Argentina’s next president is Javier Milei, after the right-wing libertarian economist defeated Peronist Finance Minister Sergio Massa by an 11.4% margin.
Milei received 55.7% of the vote compared to Massa’s 44.3%, with over 99% of results counted as of Monday morning. Null and blank votes (3% of total) were not included in the final tally.
The former television host won 20 of 23 of Argentina’s provinces, in addition to carrying 57% of the vote in the capital district of Buenos Aires. He will assume office on December 10, on the 40th anniversary of the end of Argentina’s military dictatorship.
Milei inherits an economy in crisis, with annual inflation of almost 150% in 2023. Argentina owes over $40 billion to the International Monetary Fund, the highest such figure of any country in the world.
The president-elect has pledged to drastically overhaul Argentina’s federalist system after the Peronist governments of Alberto Fernández, who’s been president since 2010, and Cristina Fernández de Kirchner, the current vice president and president from 2007 to 2015.
In addition to his flagship campaign pledge of replacing Argentina’s peso with the U.S. dollar, Milei has promised to eliminate numerous state agencies and welfare programs.
“Enough of the impoverishing power of the caste,” Milei said in his victory speech on Sunday evening. “Today we once again embrace the model of liberty, to once again become a world power.”
Some analysts disagree on the likely impact of Milei’s presidency, noting the candidate’s lack of public service experience may limit his governing effectiveness. He was first elected to public office in 2021, with a seat in Congress.

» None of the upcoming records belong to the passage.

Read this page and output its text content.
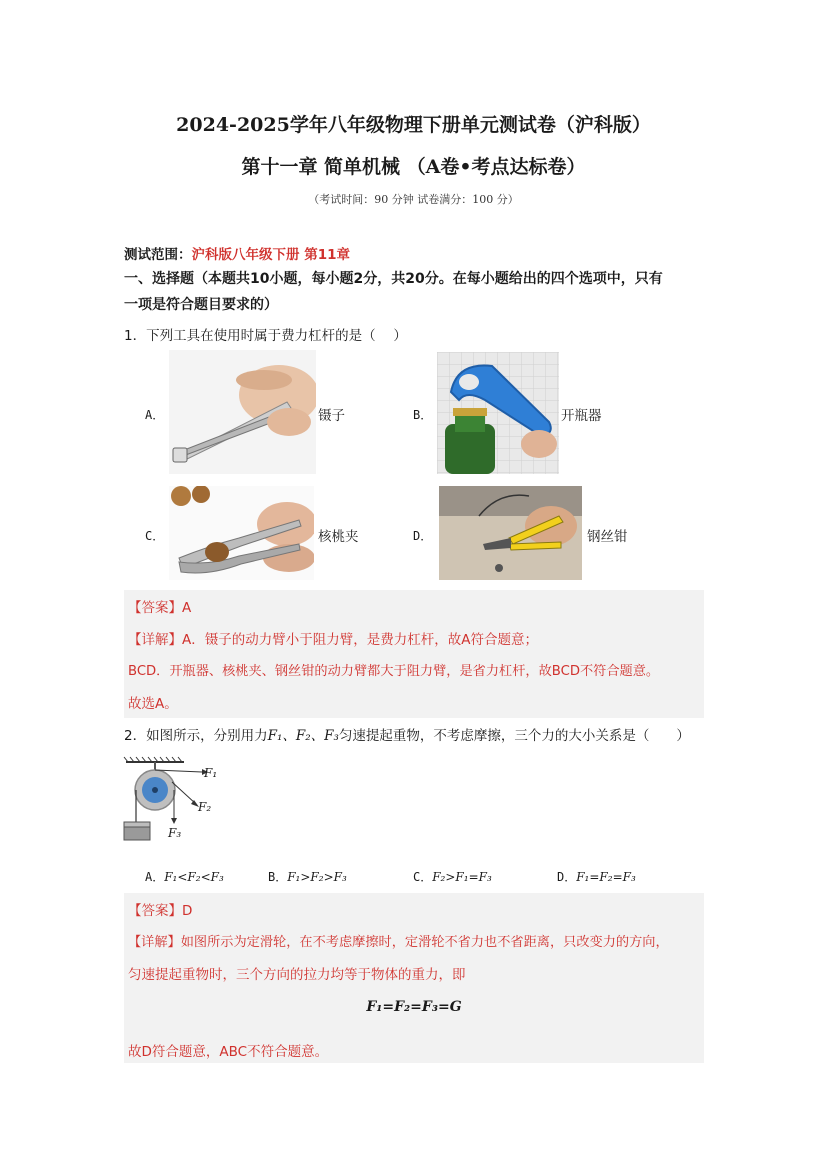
2024-2025学年八年级物理下册单元测试卷（沪科版）
第十一章 简单机械 （A卷•考点达标卷）
（考试时间：90 分钟 试卷满分：100 分）
测试范围：沪科版八年级下册 第11章
一、选择题（本题共10小题，每小题2分，共20分。在每小题给出的四个选项中，只有
一项是符合题目要求的）
1．下列工具在使用时属于费力杠杆的是（　 ）
A．	镊子	B．	开瓶器
C．	核桃夹	D．	钢丝钳
【答案】A
【详解】A．镊子的动力臂小于阻力臂，是费力杠杆，故A符合题意；
BCD．开瓶器、核桃夹、钢丝钳的动力臂都大于阻力臂，是省力杠杆，故BCD不符合题意。
故选A。
2．如图所示，分别用力F₁、F₂、F₃匀速提起重物，不考虑摩擦，三个力的大小关系是（　　）
F₁
F₂
F₃
A．F₁<F₂<F₃	B．F₁>F₂>F₃	C．F₂>F₁=F₃	D．F₁=F₂=F₃
【答案】D
【详解】如图所示为定滑轮，在不考虑摩擦时，定滑轮不省力也不省距离，只改变力的方向，
匀速提起重物时，三个方向的拉力均等于物体的重力，即
F₁=F₂=F₃=G
故D符合题意，ABC不符合题意。
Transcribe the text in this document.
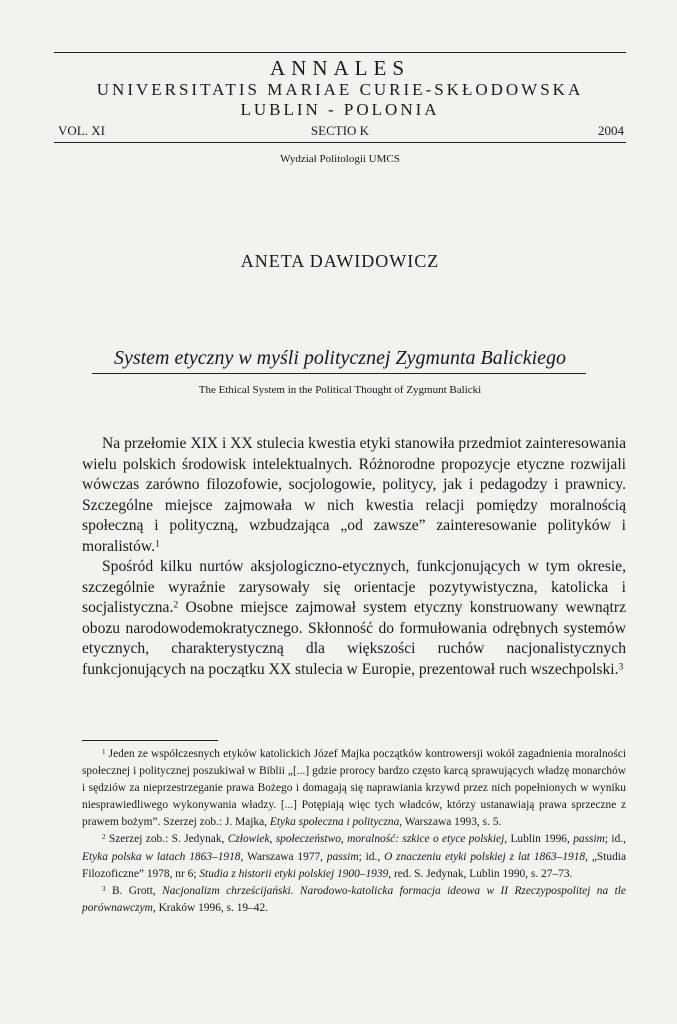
ANNALES
UNIVERSITATIS MARIAE CURIE-SKŁODOWSKA
LUBLIN - POLONIA
SECTIO K
VOL. XI	2004
Wydział Politologii UMCS
ANETA DAWIDOWICZ
System etyczny w myśli politycznej Zygmunta Balickiego
The Ethical System in the Political Thought of Zygmunt Balicki

Na przełomie XIX i XX stulecia kwestia etyki stanowiła przedmiot zainteresowania wielu polskich środowisk intelektualnych. Różnorodne propozycje etyczne rozwijali wówczas zarówno filozofowie, socjologowie, politycy, jak i pedagodzy i prawnicy. Szczególne miejsce zajmowała w nich kwestia relacji pomiędzy moralnością społeczną i polityczną, wzbudzająca „od zawsze” zainteresowanie polityków i moralistów.$^1$

Spośród kilku nurtów aksjologiczno-etycznych, funkcjonujących w tym okresie, szczególnie wyraźnie zarysowały się orientacje pozytywistyczna, katolicka i socjalistyczna.$^2$ Osobne miejsce zajmował system etyczny konstruowany wewnątrz obozu narodowodemokratycznego. Skłonność do formułowania odrębnych systemów etycznych, charakterystyczną dla większości ruchów nacjonalistycznych funkcjonujących na początku XX stulecia w Europie, prezentował ruch wszechpolski.$^3$

$^1$ Jeden ze współczesnych etyków katolickich Józef Majka początków kontrowersji wokół zagadnienia moralności społecznej i politycznej poszukiwał w Biblii „[...] gdzie prorocy bardzo często karcą sprawujących władzę monarchów i sędziów za nieprzestrzeganie prawa Bożego i domagają się naprawiania krzywd przez nich popełnionych w wyniku niesprawiedliwego wykonywania władzy. [...] Potępiają więc tych władców, którzy ustanawiają prawa sprzeczne z prawem bożym”. Szerzej zob.: J. Majka, Etyka społeczna i polityczna, Warszawa 1993, s. 5.

$^2$ Szerzej zob.: S. Jedynak, Człowiek, społeczeństwo, moralność: szkice o etyce polskiej, Lublin 1996, passim; id., Etyka polska w latach 1863–1918, Warszawa 1977, passim; id., O znaczeniu etyki polskiej z lat 1863–1918, „Studia Filozoficzne” 1978, nr 6; Studia z historii etyki polskiej 1900–1939, red. S. Jedynak, Lublin 1990, s. 27–73.

$^3$ B. Grott, Nacjonalizm chrześcijański. Narodowo-katolicka formacja ideowa w II Rzeczypospolitej na tle porównawczym, Kraków 1996, s. 19–42.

“The problems [in Argentina] have become so deep and complex and intertwined that they’re not easily solvable, even if they’re easily identifiable,” Benjamin Gedan, Director of the Argentina Project at the D.C-based Wilson Center, an independent think tank, said Sunday.
Milei may need the support of the center-right if he hopes to govern effectively; he recently secure endorsements of Mauricio Macri, non-Peronist former president from 2015 to 2019, as well as Patricia Bullrich, the center-right coalition’s presidential candidate who placed behind Massa in October’s first round election.
Argentina Under Milei
As president, Milei is widely expected to attempt to drastically reduce Argentina’s trade and diplomatic ties to China, which have grown considerably under recent administrations, both Peronist and opposition.
“We will not make deals with communists,” Milei said in an interview with Bloomberg in August. China was Argentina’s second largest trading partner in 2021, according to the Organization of Economic Complexity, behind Brazil and ahead of the United States.
As Finance Minister, Sergio Massa was noted for his willingness to improve ties with China; he made a high-profile official visit to Beijing in May, and in October secured a currency swap agreement with the Chinese government worth $6.5 billion.
Milei’s victory comes amid a wave of anti-incumbency sentiment throughout Latin America. With the exception of Paraguay’s elections in 2019 and 2023, incumbent parties have lost twenty consecutive presidential elections in Latin America in the past five years, now including Milei’s win in Argentina.